A new survey released on Wednesday, which was conducted by Ipsos for the ING bank website, eZonomics, shows that a cashless society could be just around the corner, where the ATM machine used to be….
“More and more people will end up with a situation where they can quite comfortably get by for two days, three days, four days, even a week, without ever using cash,” said Ian Bright, managing director of group research for ING wholesale banking.
Not convinced that people will be able to quit cash altogether, Bright said that societies all over the world are definitely heading in that direction.
Conducted in 13 European countries, the United States and Australia, the survey found that “more than a third of Europeans and Americans would be happy to go without cash and rely on electronic forms of payment if they could, and at least 20 percent already pretty much do so.”
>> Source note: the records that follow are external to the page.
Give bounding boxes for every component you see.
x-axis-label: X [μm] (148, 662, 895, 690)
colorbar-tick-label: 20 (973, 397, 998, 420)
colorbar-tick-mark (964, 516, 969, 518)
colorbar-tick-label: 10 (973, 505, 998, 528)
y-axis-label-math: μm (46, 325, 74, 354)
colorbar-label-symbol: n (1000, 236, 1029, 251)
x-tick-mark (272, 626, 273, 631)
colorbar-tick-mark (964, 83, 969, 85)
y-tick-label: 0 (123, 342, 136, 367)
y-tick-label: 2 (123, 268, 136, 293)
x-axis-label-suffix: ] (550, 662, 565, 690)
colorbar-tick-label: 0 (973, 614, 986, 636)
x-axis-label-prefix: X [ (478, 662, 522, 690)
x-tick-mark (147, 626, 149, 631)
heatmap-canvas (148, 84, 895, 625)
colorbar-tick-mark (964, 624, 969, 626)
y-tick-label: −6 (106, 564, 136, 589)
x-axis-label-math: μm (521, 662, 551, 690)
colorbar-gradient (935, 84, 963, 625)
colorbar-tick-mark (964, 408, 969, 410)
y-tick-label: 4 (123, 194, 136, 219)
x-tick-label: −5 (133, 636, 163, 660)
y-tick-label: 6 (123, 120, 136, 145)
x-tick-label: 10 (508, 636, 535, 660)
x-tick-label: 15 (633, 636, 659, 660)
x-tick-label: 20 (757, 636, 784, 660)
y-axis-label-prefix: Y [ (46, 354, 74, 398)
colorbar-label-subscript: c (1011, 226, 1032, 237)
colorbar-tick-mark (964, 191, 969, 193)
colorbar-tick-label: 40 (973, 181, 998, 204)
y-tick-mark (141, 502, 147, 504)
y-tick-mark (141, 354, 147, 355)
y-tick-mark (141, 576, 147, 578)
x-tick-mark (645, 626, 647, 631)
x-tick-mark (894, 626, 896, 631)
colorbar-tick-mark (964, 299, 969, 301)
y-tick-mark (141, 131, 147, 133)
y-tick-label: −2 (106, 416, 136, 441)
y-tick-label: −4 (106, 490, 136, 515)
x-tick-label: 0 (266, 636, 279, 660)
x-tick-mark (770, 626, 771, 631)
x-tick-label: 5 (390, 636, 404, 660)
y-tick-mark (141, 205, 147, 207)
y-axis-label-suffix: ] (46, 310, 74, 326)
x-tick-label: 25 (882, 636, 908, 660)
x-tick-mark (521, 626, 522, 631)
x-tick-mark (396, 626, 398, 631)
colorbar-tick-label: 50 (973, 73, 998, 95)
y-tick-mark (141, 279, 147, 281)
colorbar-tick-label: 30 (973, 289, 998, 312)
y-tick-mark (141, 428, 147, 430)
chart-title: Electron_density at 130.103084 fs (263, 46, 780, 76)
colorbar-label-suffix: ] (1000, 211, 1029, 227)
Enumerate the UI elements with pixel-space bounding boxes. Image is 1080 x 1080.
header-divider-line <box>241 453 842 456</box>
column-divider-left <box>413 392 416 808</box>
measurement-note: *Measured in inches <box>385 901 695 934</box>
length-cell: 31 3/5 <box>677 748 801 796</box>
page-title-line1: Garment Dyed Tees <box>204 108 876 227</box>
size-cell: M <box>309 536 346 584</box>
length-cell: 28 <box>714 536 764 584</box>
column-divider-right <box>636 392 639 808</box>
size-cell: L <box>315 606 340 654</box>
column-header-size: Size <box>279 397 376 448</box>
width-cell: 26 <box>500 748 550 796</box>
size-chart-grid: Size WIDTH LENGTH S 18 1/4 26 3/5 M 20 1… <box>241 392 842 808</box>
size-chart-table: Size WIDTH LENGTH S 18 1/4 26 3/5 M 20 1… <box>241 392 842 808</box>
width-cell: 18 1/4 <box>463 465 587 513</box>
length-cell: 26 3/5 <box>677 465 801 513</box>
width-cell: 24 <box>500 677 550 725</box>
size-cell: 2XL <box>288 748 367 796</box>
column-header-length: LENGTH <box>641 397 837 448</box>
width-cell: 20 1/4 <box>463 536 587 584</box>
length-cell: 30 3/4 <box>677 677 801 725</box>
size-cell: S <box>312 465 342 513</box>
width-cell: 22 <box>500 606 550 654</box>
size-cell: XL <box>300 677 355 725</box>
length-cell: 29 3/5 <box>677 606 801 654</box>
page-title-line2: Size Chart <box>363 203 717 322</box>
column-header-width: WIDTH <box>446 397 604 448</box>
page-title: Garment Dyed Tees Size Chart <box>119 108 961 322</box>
Due to the prevalence of today’s payment systems, such as contactless cards and mobile-phone digital wallets, the issue has actually taken on a political tone in some countries.
“Overall, 34 percent of respondents in Europe and 38 percent in the United States said they would be willing to go cash-free,” according to the survey, which also revealed that “21 percent and 34 percent in Europe and the United States, respectively, said they already rarely use cash.”
The data also found that “more than half of the European respondents said they had used less cash in the past 12 months than previously and 78 percent said they expected to use it even less over the coming 12 months.”
Germans have been found to be big cash carriers while nearly one-third of consumers in countries such as Poland and France said that they rarely use it.
In general, the survey found that people who live in countries where cash is king were actually the most likely to want to stop using it.